The business community focuses on technology implementation and scenario adaptation, demonstrating outstanding engineering capabilities.GraphCast launched by Google DeepMind is based on the advanced graph neural network architecture.After training with ERA5 reanalysis data, it can complete global weather forecasts for the next 10 days within 1 minute. Its indicator accuracy exceeds 90% among 1,380 test variables, which is better than that of the HRES system. It can also effectively identify extreme weather signals such as cyclones and atmospheric rivers 3 days in advance. Its open source strategy further promotes the popularization of technology.
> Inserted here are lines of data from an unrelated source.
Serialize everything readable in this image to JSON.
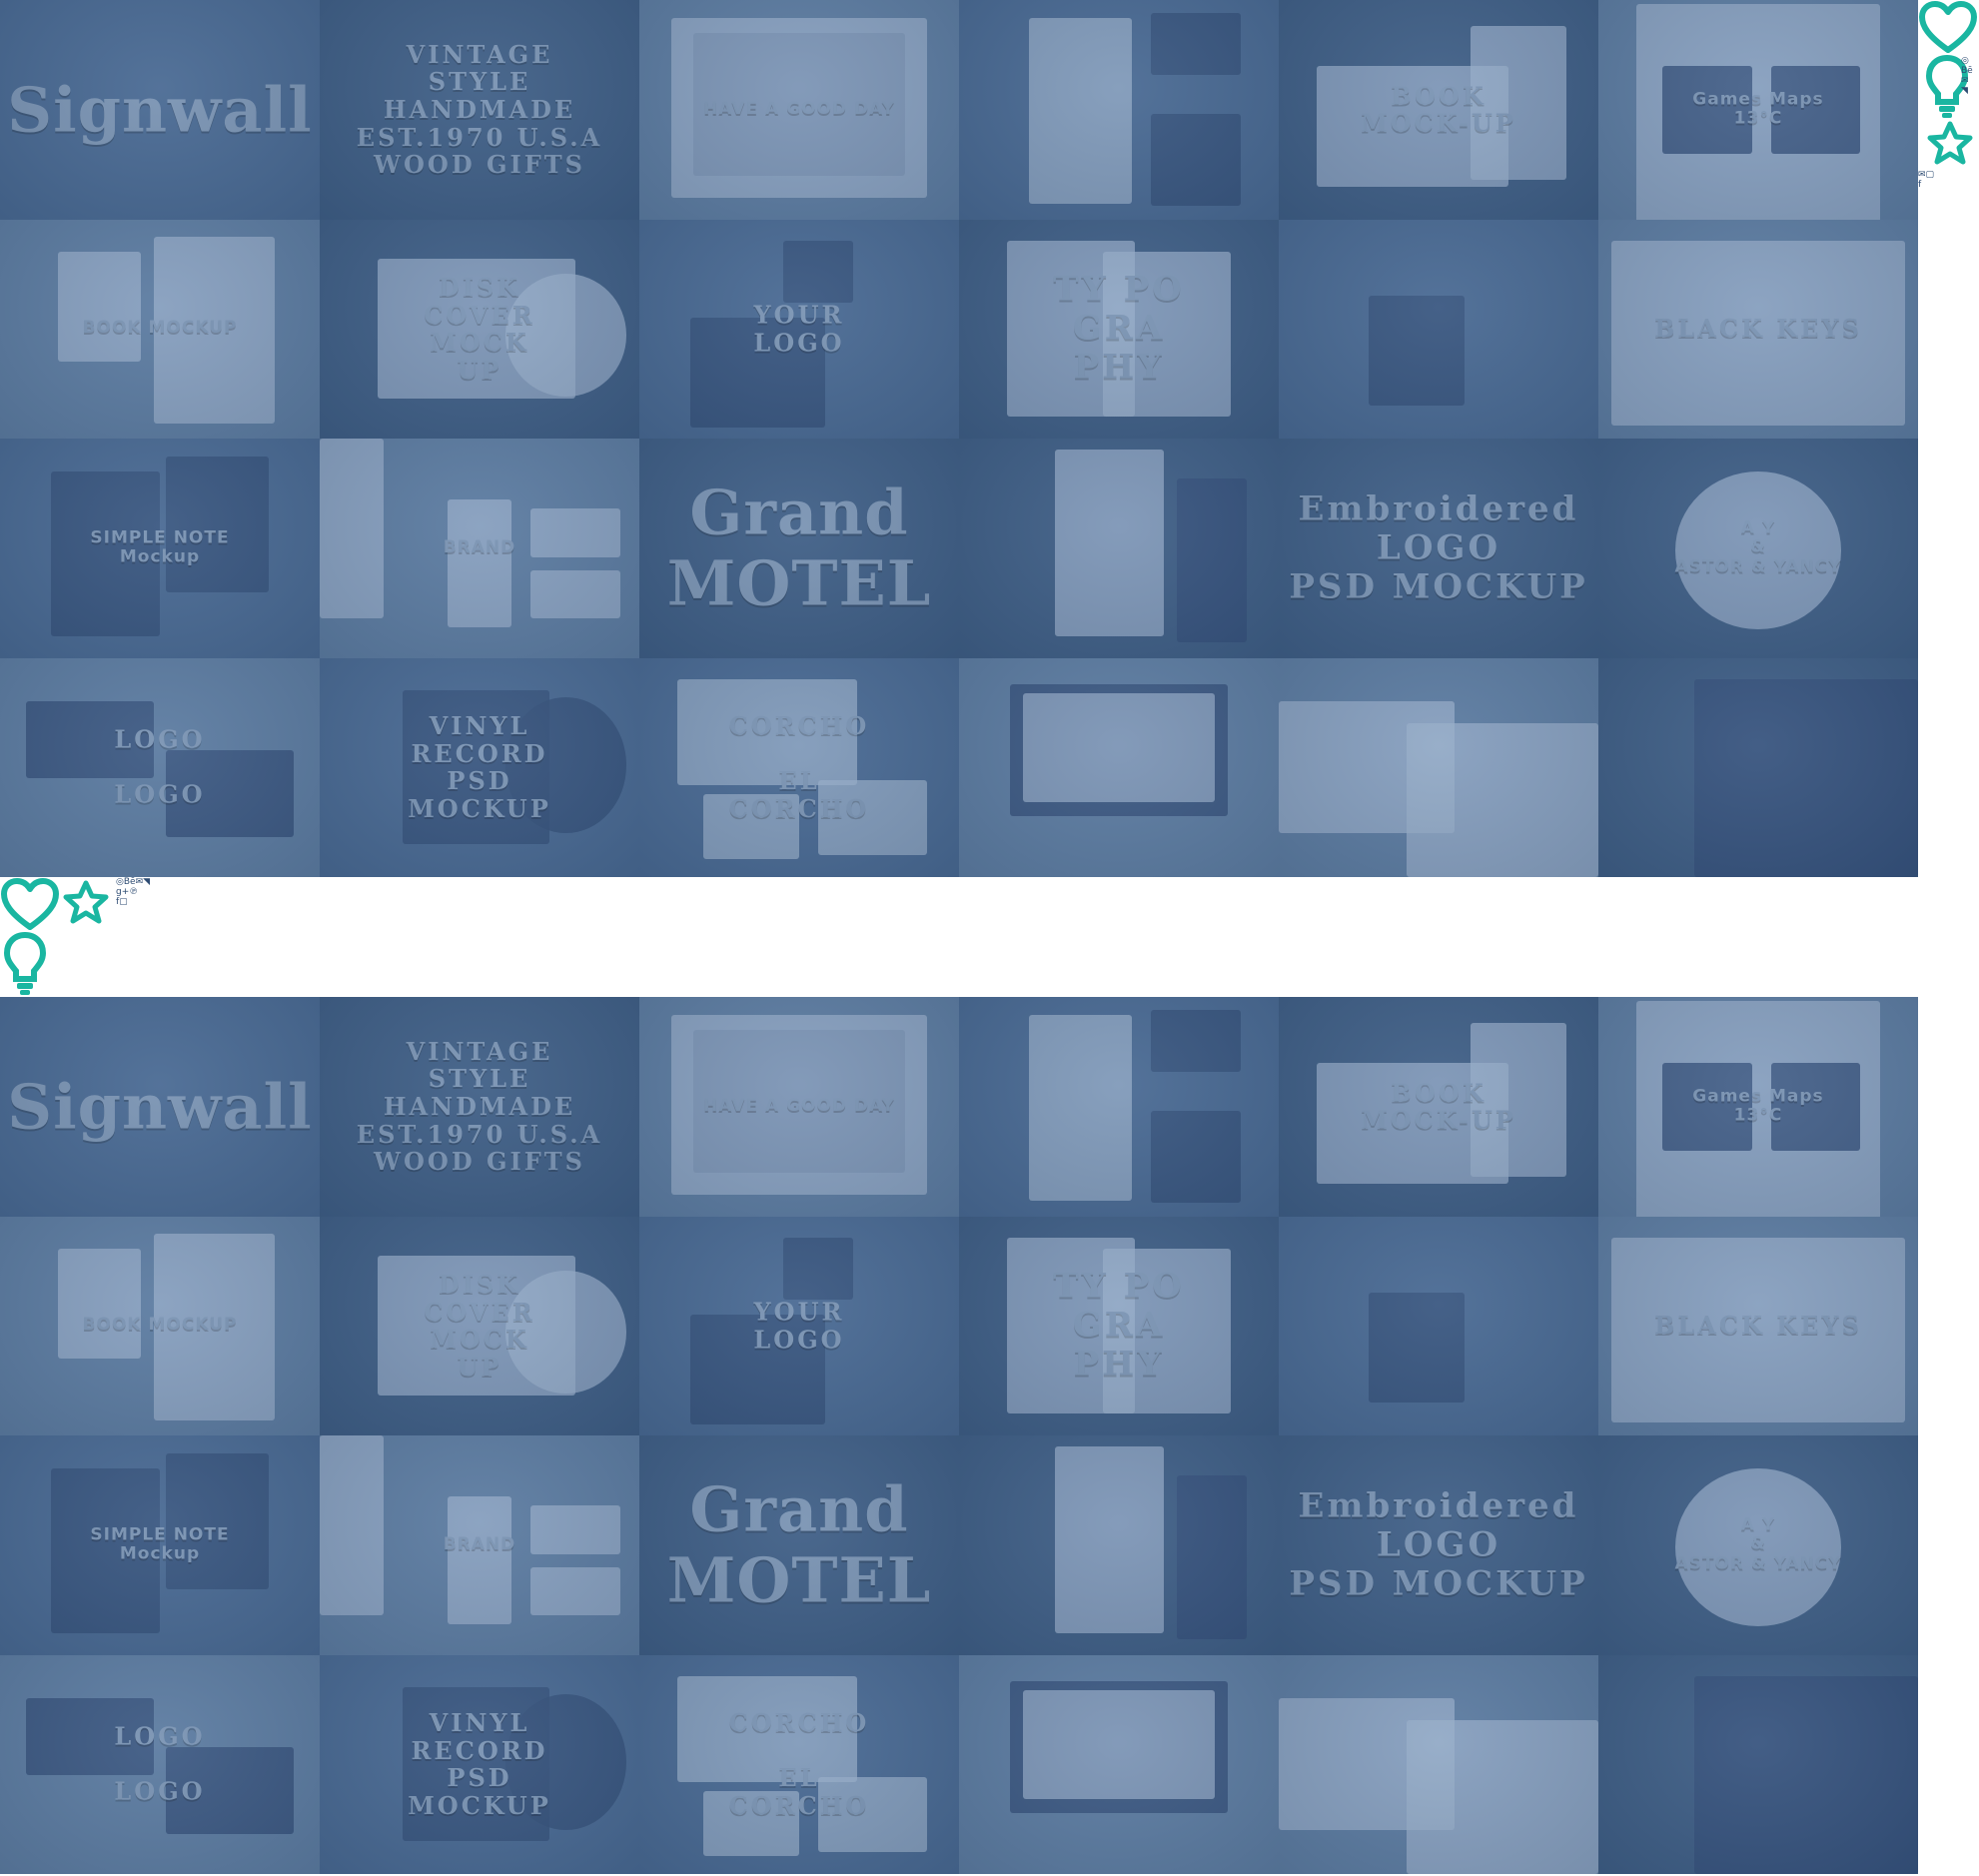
{
  "colors": {
    "overlay": "#42638c",
    "accent_teal": "#1ab6a1",
    "background": "#ffffff"
  },
  "icons": [
    "heart-icon",
    "lightbulb-icon",
    "star-icon"
  ],
  "social_icons": [
    "dribbble-icon",
    "behance-icon",
    "email-icon",
    "twitter-icon",
    "google-plus-icon",
    "pinterest-icon",
    "facebook-icon",
    "instagram-icon"
  ],
  "gallery": {
    "tiles": [
      {
        "title": "Signwall"
      },
      {
        "title": "VINTAGE\nSTYLE\nHANDMADE\nEST.1970 U.S.A\nWOOD GIFTS"
      },
      {
        "title": "HAVE A GOOD DAY"
      },
      {
        "title": ""
      },
      {
        "title": "BOOK\nMOCK-UP"
      },
      {
        "title": "Games      Maps\n13°C"
      },
      {
        "title": "BOOK MOCKUP"
      },
      {
        "title": "DISK\nCOVER\nMOCK\nUP"
      },
      {
        "title": "YOUR\nLOGO"
      },
      {
        "title": "TY PO\nGRA\nPHY"
      },
      {
        "title": ""
      },
      {
        "title": "BLACK KEYS"
      },
      {
        "title": "SIMPLE NOTE\nMockup"
      },
      {
        "title": "BRAND"
      },
      {
        "title": "Grand\nMOTEL"
      },
      {
        "title": ""
      },
      {
        "title": "Embroidered\nLOGO\nPSD MOCKUP"
      },
      {
        "title": "A  Y\n&\nASTOR & YANCY"
      },
      {
        "title": "LOGO\n\nLOGO"
      },
      {
        "title": "VINYL\nRECORD\nPSD\nMOCKUP"
      },
      {
        "title": "CORCHO\n\nEL\nCORCHO"
      },
      {
        "title": ""
      },
      {
        "title": ""
      },
      {
        "title": ""
      }
    ]
  }
}
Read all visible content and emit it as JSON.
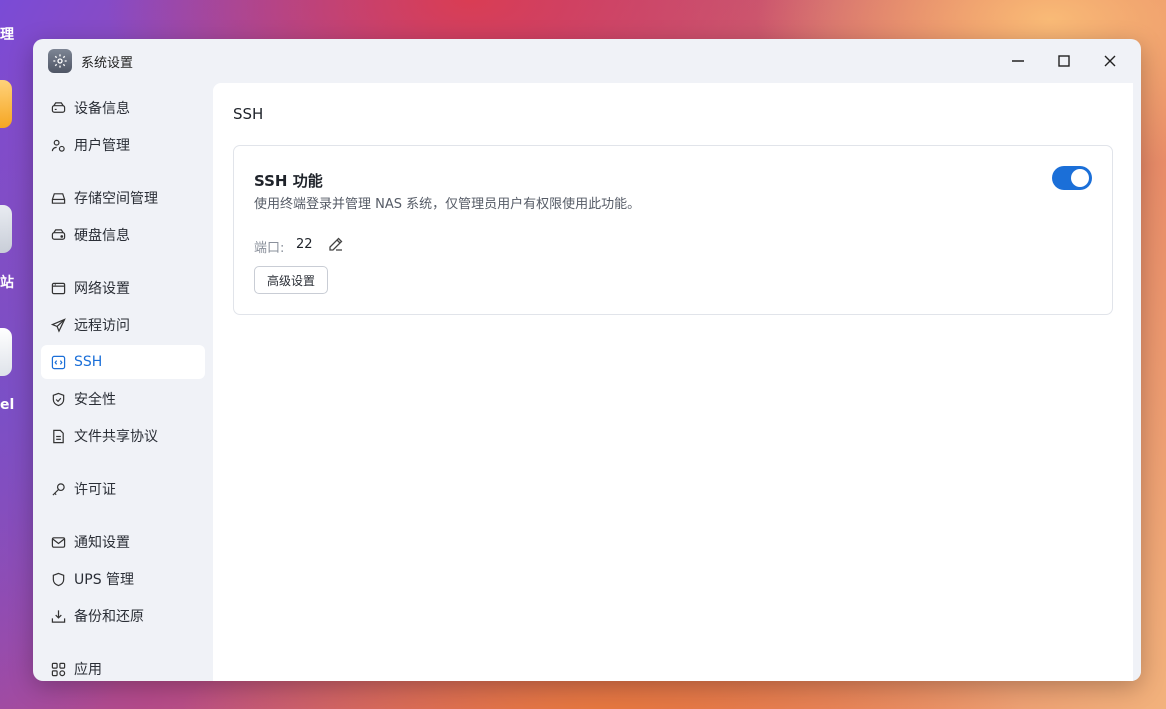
{
  "desktop": {
    "labels": [
      "理",
      "站",
      "el"
    ]
  },
  "window": {
    "title": "系统设置",
    "icon": "gear-icon"
  },
  "sidebar": {
    "items": [
      {
        "label": "设备信息",
        "icon": "device-icon"
      },
      {
        "label": "用户管理",
        "icon": "users-icon"
      },
      {
        "label": "存储空间管理",
        "icon": "storage-icon"
      },
      {
        "label": "硬盘信息",
        "icon": "disk-icon"
      },
      {
        "label": "网络设置",
        "icon": "network-icon"
      },
      {
        "label": "远程访问",
        "icon": "send-icon"
      },
      {
        "label": "SSH",
        "icon": "code-icon",
        "active": true
      },
      {
        "label": "安全性",
        "icon": "shield-check-icon"
      },
      {
        "label": "文件共享协议",
        "icon": "file-icon"
      },
      {
        "label": "许可证",
        "icon": "key-icon"
      },
      {
        "label": "通知设置",
        "icon": "mail-icon"
      },
      {
        "label": "UPS 管理",
        "icon": "shield-icon"
      },
      {
        "label": "备份和还原",
        "icon": "download-icon"
      },
      {
        "label": "应用",
        "icon": "apps-icon"
      }
    ]
  },
  "main": {
    "section_title": "SSH",
    "card": {
      "title": "SSH 功能",
      "description": "使用终端登录并管理 NAS 系统，仅管理员用户有权限使用此功能。",
      "enabled": true,
      "port_label": "端口:",
      "port_value": "22",
      "advanced_button": "高级设置"
    }
  },
  "colors": {
    "accent": "#1b6fd8",
    "window_bg": "#f0f2f7",
    "content_bg": "#ffffff"
  }
}
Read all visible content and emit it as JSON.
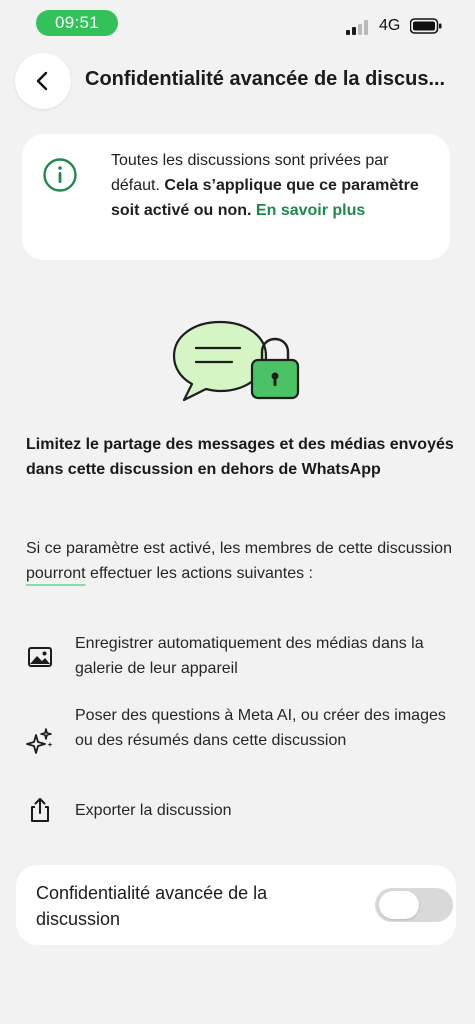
{
  "status_bar": {
    "time": "09:51",
    "network": "4G"
  },
  "header": {
    "title": "Confidentialité avancée de la discus..."
  },
  "info_card": {
    "text_plain": "Toutes les discussions sont privées par défaut.",
    "text_bold": "Cela s’applique que ce paramètre soit activé ou non.",
    "link": "En savoir plus"
  },
  "heading": "Limitez le partage des messages et des médias envoyés dans cette discussion en dehors de WhatsApp",
  "description": {
    "before": "Si ce paramètre est activé, les membres de cette discussion ",
    "underlined": "pourront",
    "after": " effectuer les actions suivantes :"
  },
  "items": [
    {
      "icon": "image-icon",
      "label": "Enregistrer automatiquement des médias dans la galerie de leur appareil"
    },
    {
      "icon": "sparkle-icon",
      "label": "Poser des questions à Meta AI, ou créer des images ou des résumés dans cette discussion"
    },
    {
      "icon": "share-icon",
      "label": "Exporter la discussion"
    }
  ],
  "toggle": {
    "label": "Confidentialité avancée de la discussion",
    "state": "off"
  },
  "colors": {
    "accent": "#1f8a4c",
    "time_pill": "#33c15a",
    "bubble_fill": "#d6f5c4",
    "lock_fill": "#4cc266"
  }
}
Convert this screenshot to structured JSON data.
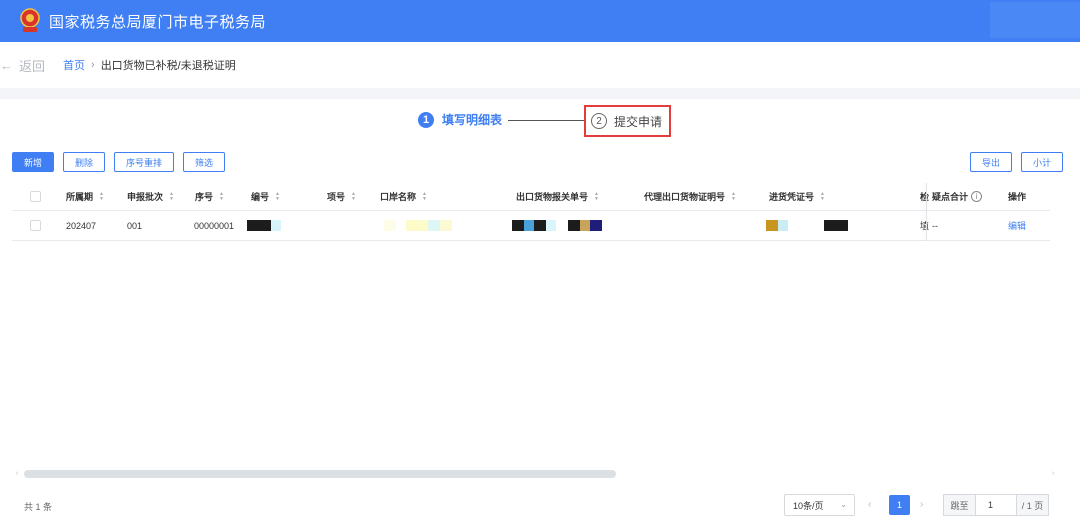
{
  "header": {
    "title": "国家税务总局厦门市电子税务局"
  },
  "nav": {
    "back_label": "返回",
    "breadcrumb_home": "首页",
    "breadcrumb_sep": "›",
    "breadcrumb_current": "出口货物已补税/未退税证明"
  },
  "steps": [
    {
      "num": "1",
      "label": "填写明细表",
      "state": "active"
    },
    {
      "num": "2",
      "label": "提交申请",
      "state": "pending"
    }
  ],
  "toolbar": {
    "add": "新增",
    "delete": "删除",
    "reorder": "序号重排",
    "filter": "筛选",
    "export": "导出",
    "subtotal": "小计"
  },
  "table": {
    "columns": {
      "period": "所属期",
      "batch": "申报批次",
      "seq": "序号",
      "code": "编号",
      "item": "项号",
      "port": "口岸名称",
      "customs_no": "出口货物报关单号",
      "agent_cert": "代理出口货物证明号",
      "purchase_cert": "进货凭证号",
      "cut_col": "检",
      "doubt_total": "疑点合计",
      "action": "操作"
    },
    "rows": [
      {
        "period": "202407",
        "batch": "001",
        "seq": "00000001",
        "cut_col": "埴",
        "doubt_total": "--",
        "action": "编辑"
      }
    ]
  },
  "footer": {
    "total": "共 1 条",
    "page_size": "10条/页",
    "prev": "‹",
    "current_page": "1",
    "next": "›",
    "jump_label": "跳至",
    "jump_value": "1",
    "total_pages": "/ 1 页"
  },
  "colors": {
    "primary": "#3f7ff3",
    "highlight_border": "#e23c3c"
  }
}
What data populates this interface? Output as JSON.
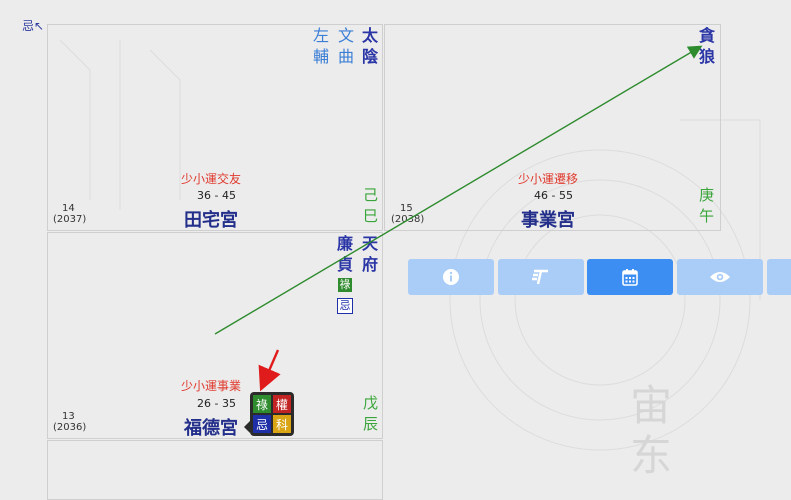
{
  "corner": {
    "label": "忌↖"
  },
  "palaces": {
    "tianzhai": {
      "stars_main": [
        "太",
        "陰"
      ],
      "stars_minor1": [
        "文",
        "曲"
      ],
      "stars_minor2": [
        "左",
        "輔"
      ],
      "xiao": "少小運交友",
      "range": "36 - 45",
      "age_num": "14",
      "age_year": "(2037)",
      "name": "田宅宮",
      "gan": "己",
      "zhi": "巳"
    },
    "shiye": {
      "stars_main": [
        "貪",
        "狼"
      ],
      "xiao": "少小運遷移",
      "range": "46 - 55",
      "age_num": "15",
      "age_year": "(2038)",
      "name": "事業宮",
      "gan": "庚",
      "zhi": "午"
    },
    "fude": {
      "stars_main1": [
        "廉",
        "貞"
      ],
      "stars_main2": [
        "天",
        "府"
      ],
      "badge_lu": "祿",
      "badge_ji": "忌",
      "xiao": "少小運事業",
      "range": "26 - 35",
      "age_num": "13",
      "age_year": "(2036)",
      "name": "福德宮",
      "gan": "戊",
      "zhi": "辰"
    }
  },
  "popup": {
    "lu": "祿",
    "quan": "權",
    "ji": "忌",
    "ke": "科"
  },
  "toolbar": [
    {
      "icon": "info-icon",
      "active": false
    },
    {
      "icon": "text-style-icon",
      "active": false
    },
    {
      "icon": "calendar-icon",
      "active": true
    },
    {
      "icon": "eye-icon",
      "active": false
    }
  ],
  "colors": {
    "lu": "#2e8b2e",
    "quan": "#c22323",
    "ji": "#1f2fa8",
    "ke": "#d9a514",
    "arrow_green": "#2e8b2e",
    "arrow_red": "#e01b1b"
  }
}
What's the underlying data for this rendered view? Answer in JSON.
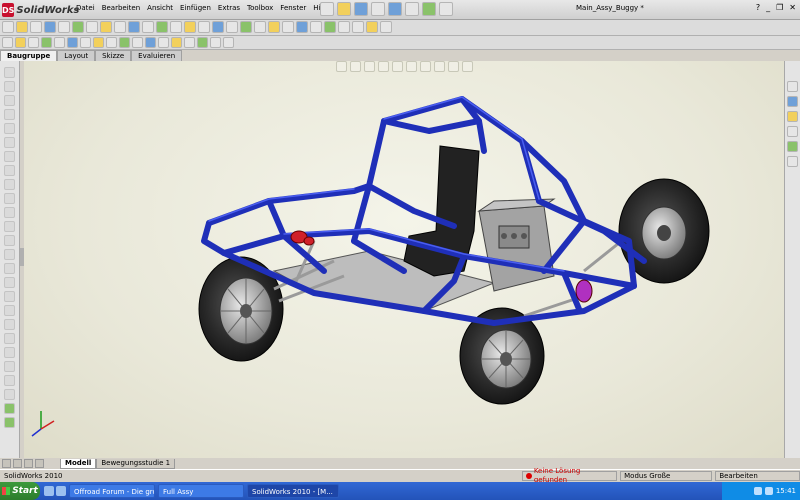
{
  "app": {
    "brand": "SolidWorks",
    "document_title": "Main_Assy_Buggy *",
    "window_controls": [
      "?",
      "_",
      "❐",
      "✕"
    ]
  },
  "menu": [
    "Datei",
    "Bearbeiten",
    "Ansicht",
    "Einfügen",
    "Extras",
    "Toolbox",
    "Fenster",
    "Hilfe"
  ],
  "command_tabs": [
    "Baugruppe",
    "Layout",
    "Skizze",
    "Evaluieren"
  ],
  "model_tabs": [
    "Modell",
    "Bewegungsstudie 1"
  ],
  "status": {
    "app_version": "SolidWorks 2010",
    "error": "Keine Lösung gefunden",
    "mode": "Modus Große Baugruppe",
    "editing": "Bearbeiten Baugruppe"
  },
  "taskbar": {
    "start": "Start",
    "tasks": [
      "Offroad Forum - Die gro...",
      "Full Assy",
      "SolidWorks 2010 - [M..."
    ],
    "clock": "15:41"
  },
  "colors": {
    "frame": "#1f2fb8",
    "frame_highlight": "#4a5ef0",
    "viewport_bg": "#ecebdc",
    "tire": "#1a1a1a",
    "seat": "#222222",
    "engine": "#9a9a9a",
    "accent_red": "#d0202a",
    "accent_magenta": "#b030c0"
  }
}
Paper Title:UT-GraphCast Hindcast Dataset: A Global AI Forecast Archive from UT Austin for Weather and Climate Applications
Paper address:https://arxiv.org/abs/2506.17453

The Aurora large model developed by Microsoft adopts a two-stage strategy of "pre-training-fine-tuning".With a flexible architecture of 1.3 billion parameters, it achieves a comprehensive accuracy of 89% in multiple tasks such as weather, air quality and wave forecasting. The computing speed is 5,000 times faster than traditional numerical models, and it can be quickly adapted to various business scenarios through light fine-tuning.

Paper Title:A foundation model for the Earth system
Paper address:https://www.nature.com/articles/s41586-025-09005-y

Looking ahead, with the continuous enrichment of multi-source observation data and the continuous evolution of basic models, meteorological AI is expected to play a greater role in extreme weather warning, climate change assessment, and professional industry services, gradually transforming its role from "auxiliary forecasting" to "driving decision-making", and providing more intelligent technical support for human society to cope with weather and climate challenges.